Se il chiarore era la dominante cromatica del varietà in bianco e nero, l’oscurità è la dominante di quello a colori; un presagio da “Caduta degli Dei”. Il vero problema è quando cominciano a mancare i Talenti che, da soli, possano reggere uno spettacolo di quasi tre ore, in diretta per giunta.

Ranieri a parte, che ripete la solita scaletta, con Fiorello affaticato e spremuto da Sanremo, con Panariello in totale crisi artistica oggi, in Italia, non c’è nessuno in grado di sostenere un “One Man Show”. I tentativi con Mika e Virginia Raffaele hanno avuto ottime critiche, senza fare il pieno di ascolti; peggio sono andate le “monografie camera e cucina”, su RaiUno, con Fiorella Mannoia, Patty Pravo e Loredana Bertè.

Per non parlare del delirio ruotato attorno al cartone “Adrian” e al presunto e mai realizzato spettacolo di Adriano Celentano, su Canale5.

Ci sarebbe Maurizio Crozza, oggi il miglior attore italiano, che ai tempi de La7, faceva un programma, “Crozza Italia”, che se trasportato su una Rete ammiraglia e con mezzi adeguati, avrebbe potuto coprire un vuoto ormai difficilmente colmabile. Purtroppo ha preso una deriva dalla quale difficilmente potrà tornare indietro.

A volte gli agenti degli artisti, per avidità, sono la loro disgrazia.

Infine c’è l’ultima mistificazione di quei geni di RaiUno che spacciano per Varietà quello che in gergo, da quelli colti, viene chiamato “Emotainment musicale”.

“Canzone Segreta”, venerdì RaiUno, non è uno Show ma solo l’ennesima riproposizione o variante come è di moda dire, di “Caramba che Sorpresa”; a sua volta una particella di quella fucina di idee che è stato “Portobello”, di Enzo Tortora.

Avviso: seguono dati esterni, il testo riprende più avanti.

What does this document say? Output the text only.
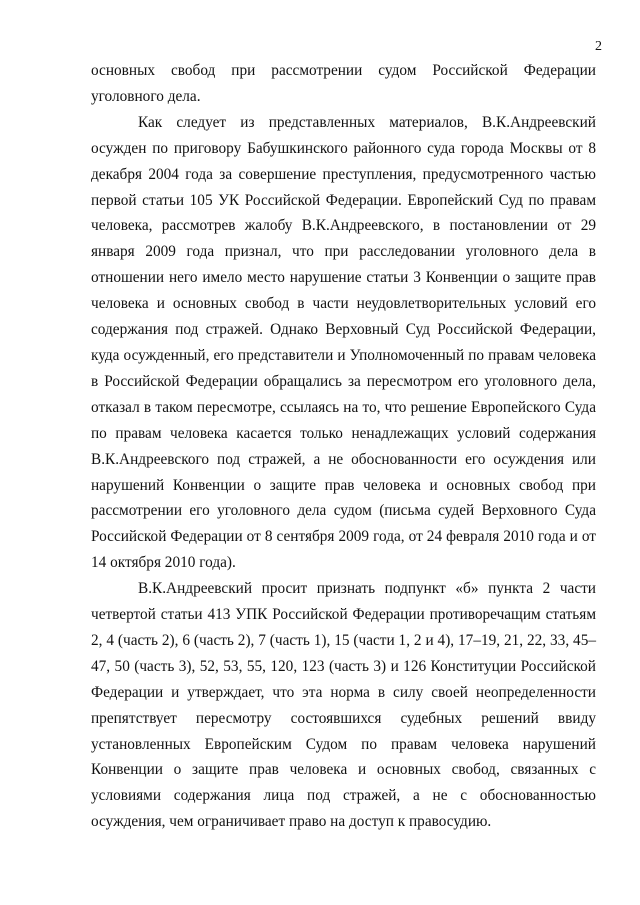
2

основных свобод при рассмотрении судом Российской Федерации уголовного дела.

Как следует из представленных материалов, В.К.Андреевский осужден по приговору Бабушкинского районного суда города Москвы от 8 декабря 2004 года за совершение преступления, предусмотренного частью первой статьи 105 УК Российской Федерации. Европейский Суд по правам человека, рассмотрев жалобу В.К.Андреевского, в постановлении от 29 января 2009 года признал, что при расследовании уголовного дела в отношении него имело место нарушение статьи 3 Конвенции о защите прав человека и основных свобод в части неудовлетворительных условий его содержания под стражей. Однако Верховный Суд Российской Федерации, куда осужденный, его представители и Уполномоченный по правам человека в Российской Федерации обращались за пересмотром его уголовного дела, отказал в таком пересмотре, ссылаясь на то, что решение Европейского Суда по правам человека касается только ненадлежащих условий содержания В.К.Андреевского под стражей, а не обоснованности его осуждения или нарушений Конвенции о защите прав человека и основных свобод при рассмотрении его уголовного дела судом (письма судей Верховного Суда Российской Федерации от 8 сентября 2009 года, от 24 февраля 2010 года и от 14 октября 2010 года).

В.К.Андреевский просит признать подпункт «б» пункта 2 части четвертой статьи 413 УПК Российской Федерации противоречащим статьям 2, 4 (часть 2), 6 (часть 2), 7 (часть 1), 15 (части 1, 2 и 4), 17–19, 21, 22, 33, 45–47, 50 (часть 3), 52, 53, 55, 120, 123 (часть 3) и 126 Конституции Российской Федерации и утверждает, что эта норма в силу своей неопределенности препятствует пересмотру состоявшихся судебных решений ввиду установленных Европейским Судом по правам человека нарушений Конвенции о защите прав человека и основных свобод, связанных с условиями содержания лица под стражей, а не с обоснованностью осуждения, чем ограничивает право на доступ к правосудию.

Si tratta di un “fritto misto” di ospiti, professionisti famosi e di ogni genere, seduti su una poltrona e usati, attraverso la canzone della loro vita, per suscitare emozioni allo spettatore tramite la loro finta sorpresa nell’osservare un susseguirsi di filmati, fotografie e proiezioni che ripercorrono i momenti più importanti della loro vita.  Il tutto si consuma con dei tempi lunghi imbarazzanti. Un giochino da Talk pomeridiano!

Ed è un peccato aver bruciato un talento come Serena Rossi, ottima attrice e ottima cantante, che si lascia andare a inutili cadenze napoletane tanto per “far carretta”.

A questa direzione mancano proprio i fondamentali su cosa significhi un grande Show: non si manda in video la propria Star, con una pettinatura tipo mocio vileda” e con un vestito nero e le scarpe chiare, come nemmeno al mercato di Piazza delle Erbe.